Mariusz Tarsa, dyrektor Zespołu Szkół w Stróżówce, w pierwszej klasie będzie miał dziesięcioro dzieci. Wszystkie to te odroczone z poprzedniego roku. Nie ma w tej grupie ani jednego sześciolatka. Może więc mówić, że jest nieźle. - Wiem, że w innych gminach wójtowie decydują się na to, by tworzyć klasy dla czterech czy pięciu osób. Jednocześnie łączą jednak klasę pierwszą z drugą. Na poziomie nauczania początkowego nie ma z tym problemu. Kłopot zaczyna się w klasach starszych. Osobiście szczerze współczuję nauczycielom, którzy muszą na jednej lekcji realizować program dla różnych grup wiekowych - komentuje.

Lidia Szydłowska, nauczycielka nauczania początkowego w tejże szkole, ocenia, że optymalna grupa uczniów to jakieś 15-18 osób. Jest czas na podciąganie najsłabszych, ale i pracę ze zdolnymi. - Można pracować z nimi metodami aktywnymi - zajęcia na dywanie, wspólne gry z wykorzystaniem multimedialnych pomocy naukowych - opowiada. - W takiej grupie tworzy się dobra atmosfera do zdrowej rywalizacji - dodaje. Jest jeszcze jedna sprawa. Małe klasy to wbrew pozorom kłopot z realizacją programu. Wystarczy… fala zimowych przeziębień, która dziesiątkuje szkołę.
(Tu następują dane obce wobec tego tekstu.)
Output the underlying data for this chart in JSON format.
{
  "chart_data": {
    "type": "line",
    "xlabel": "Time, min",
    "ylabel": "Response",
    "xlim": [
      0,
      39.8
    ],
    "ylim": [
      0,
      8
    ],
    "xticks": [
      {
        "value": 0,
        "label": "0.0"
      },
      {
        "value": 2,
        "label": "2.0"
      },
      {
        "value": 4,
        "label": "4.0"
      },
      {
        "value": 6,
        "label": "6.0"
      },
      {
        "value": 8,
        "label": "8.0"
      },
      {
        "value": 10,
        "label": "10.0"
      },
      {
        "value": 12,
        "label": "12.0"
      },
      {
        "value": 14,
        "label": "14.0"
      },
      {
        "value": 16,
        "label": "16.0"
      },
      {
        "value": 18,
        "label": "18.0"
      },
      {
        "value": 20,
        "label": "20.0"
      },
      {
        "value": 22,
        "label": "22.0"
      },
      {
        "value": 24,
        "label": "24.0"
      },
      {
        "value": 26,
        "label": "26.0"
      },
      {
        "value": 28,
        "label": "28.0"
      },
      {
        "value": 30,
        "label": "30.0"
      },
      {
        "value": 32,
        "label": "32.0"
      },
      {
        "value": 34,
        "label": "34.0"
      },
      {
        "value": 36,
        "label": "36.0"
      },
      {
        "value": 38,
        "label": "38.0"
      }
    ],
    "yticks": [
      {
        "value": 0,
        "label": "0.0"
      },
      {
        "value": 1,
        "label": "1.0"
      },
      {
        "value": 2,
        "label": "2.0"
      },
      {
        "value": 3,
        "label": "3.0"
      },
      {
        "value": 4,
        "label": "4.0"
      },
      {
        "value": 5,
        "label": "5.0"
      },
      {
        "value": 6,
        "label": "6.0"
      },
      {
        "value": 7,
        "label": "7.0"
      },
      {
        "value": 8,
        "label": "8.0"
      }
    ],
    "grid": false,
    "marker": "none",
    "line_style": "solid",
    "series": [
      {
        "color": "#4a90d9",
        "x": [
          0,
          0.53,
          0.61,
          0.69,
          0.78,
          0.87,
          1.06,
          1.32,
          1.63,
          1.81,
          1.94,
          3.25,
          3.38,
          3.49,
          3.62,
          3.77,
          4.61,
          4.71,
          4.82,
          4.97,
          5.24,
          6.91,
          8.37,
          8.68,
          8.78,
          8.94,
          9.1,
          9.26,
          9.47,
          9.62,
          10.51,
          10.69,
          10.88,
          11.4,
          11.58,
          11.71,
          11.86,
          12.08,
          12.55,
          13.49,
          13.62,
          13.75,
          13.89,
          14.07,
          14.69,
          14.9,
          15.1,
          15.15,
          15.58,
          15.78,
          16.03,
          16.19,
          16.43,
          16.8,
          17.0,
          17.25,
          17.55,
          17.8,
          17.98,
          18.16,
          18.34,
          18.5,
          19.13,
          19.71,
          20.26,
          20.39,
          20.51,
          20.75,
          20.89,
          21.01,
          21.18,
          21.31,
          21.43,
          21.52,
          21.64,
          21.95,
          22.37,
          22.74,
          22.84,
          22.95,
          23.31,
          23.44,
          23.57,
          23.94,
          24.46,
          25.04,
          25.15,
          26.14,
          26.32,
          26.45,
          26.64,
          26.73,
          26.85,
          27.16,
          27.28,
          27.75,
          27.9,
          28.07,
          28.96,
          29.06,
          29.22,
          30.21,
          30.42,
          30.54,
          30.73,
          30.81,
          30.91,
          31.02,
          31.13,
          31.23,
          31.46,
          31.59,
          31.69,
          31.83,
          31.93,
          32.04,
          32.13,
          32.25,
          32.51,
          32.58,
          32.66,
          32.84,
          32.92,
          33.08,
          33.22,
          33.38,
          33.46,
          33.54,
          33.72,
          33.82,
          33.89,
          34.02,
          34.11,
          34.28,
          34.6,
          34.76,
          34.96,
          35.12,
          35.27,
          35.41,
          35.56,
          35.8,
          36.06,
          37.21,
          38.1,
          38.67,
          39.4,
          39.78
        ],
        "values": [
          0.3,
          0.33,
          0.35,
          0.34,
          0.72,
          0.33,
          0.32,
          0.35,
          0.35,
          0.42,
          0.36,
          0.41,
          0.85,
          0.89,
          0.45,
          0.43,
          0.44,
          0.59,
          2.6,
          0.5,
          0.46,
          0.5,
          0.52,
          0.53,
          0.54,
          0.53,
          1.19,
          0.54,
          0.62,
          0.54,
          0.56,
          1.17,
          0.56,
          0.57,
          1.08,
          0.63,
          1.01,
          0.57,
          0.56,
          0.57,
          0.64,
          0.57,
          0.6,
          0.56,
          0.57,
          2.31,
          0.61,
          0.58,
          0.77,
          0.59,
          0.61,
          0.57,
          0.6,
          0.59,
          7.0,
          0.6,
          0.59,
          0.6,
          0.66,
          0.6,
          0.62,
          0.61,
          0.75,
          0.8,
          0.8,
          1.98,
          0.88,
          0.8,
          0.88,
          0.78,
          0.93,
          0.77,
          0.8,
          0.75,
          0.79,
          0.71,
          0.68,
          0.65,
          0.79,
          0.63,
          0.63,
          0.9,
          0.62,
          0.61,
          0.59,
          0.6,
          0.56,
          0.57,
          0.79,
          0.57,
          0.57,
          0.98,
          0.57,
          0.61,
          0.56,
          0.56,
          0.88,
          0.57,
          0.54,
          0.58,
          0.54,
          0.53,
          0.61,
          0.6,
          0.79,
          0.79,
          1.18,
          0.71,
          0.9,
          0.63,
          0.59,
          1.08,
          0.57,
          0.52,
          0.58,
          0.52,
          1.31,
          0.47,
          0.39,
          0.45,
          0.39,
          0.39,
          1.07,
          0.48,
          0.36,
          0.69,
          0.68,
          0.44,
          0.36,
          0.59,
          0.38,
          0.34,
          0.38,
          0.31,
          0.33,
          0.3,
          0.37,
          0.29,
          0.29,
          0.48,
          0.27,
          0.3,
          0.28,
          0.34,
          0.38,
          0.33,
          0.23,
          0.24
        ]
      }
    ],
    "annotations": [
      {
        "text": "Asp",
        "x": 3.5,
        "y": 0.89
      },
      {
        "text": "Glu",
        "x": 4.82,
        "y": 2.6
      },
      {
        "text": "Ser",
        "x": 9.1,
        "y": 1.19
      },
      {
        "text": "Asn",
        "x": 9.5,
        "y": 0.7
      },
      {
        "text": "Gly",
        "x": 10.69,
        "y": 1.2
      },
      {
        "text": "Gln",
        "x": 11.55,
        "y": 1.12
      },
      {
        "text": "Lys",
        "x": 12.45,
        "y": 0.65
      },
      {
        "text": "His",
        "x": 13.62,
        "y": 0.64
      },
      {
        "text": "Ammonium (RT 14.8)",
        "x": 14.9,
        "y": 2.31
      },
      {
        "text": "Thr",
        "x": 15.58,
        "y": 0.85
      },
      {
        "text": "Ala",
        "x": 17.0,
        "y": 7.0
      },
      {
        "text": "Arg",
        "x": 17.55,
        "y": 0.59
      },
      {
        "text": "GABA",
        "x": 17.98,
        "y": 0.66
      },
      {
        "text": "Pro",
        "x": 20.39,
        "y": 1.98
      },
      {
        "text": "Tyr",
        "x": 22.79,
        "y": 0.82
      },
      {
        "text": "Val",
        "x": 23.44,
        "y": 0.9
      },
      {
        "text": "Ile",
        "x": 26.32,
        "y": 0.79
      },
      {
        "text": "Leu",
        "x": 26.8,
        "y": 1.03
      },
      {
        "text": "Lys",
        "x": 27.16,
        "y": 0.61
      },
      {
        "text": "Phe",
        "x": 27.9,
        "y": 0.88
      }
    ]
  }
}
- Pewnie, że tych dziesięcioro dzieci na tle wielu szkół to doskonały wynik. Wbrew pozorom, nie do końca. Niech z tej grupy zachoruje czwórka. Co robić? Realizować program z resztą czy czekać na powrót chorych? - zastanawia się Mariusz Tarsa. - Nie wyobrażam sobie, co zrobić, gdy klasa ma pięcioro uczniów - dodaje.

Niewiele dzieci, potrzeba mniej nauczycieli

Musimy zlikwidować jeden etat w najbliższym roku szkolnym i następny w kolejnym - mówi Małgorzata Małuch, wójt gminy Sękowa. - Szukam jakiegoś miękkiego rozwiązania, ale liczb nie zmienimy - dodaje. W szkole w Sękowej będzie miała wprawdzie 13 dzieci, ale już w Siarach będzie pięcioro, a w szkole w Męcinie Wielkiej - zaledwie dwoje. Nie chce też na razie myśleć o dowożeniu dzieci. - To, jakby nie patrzeć, mało komfortowe dla maluchów - mówi.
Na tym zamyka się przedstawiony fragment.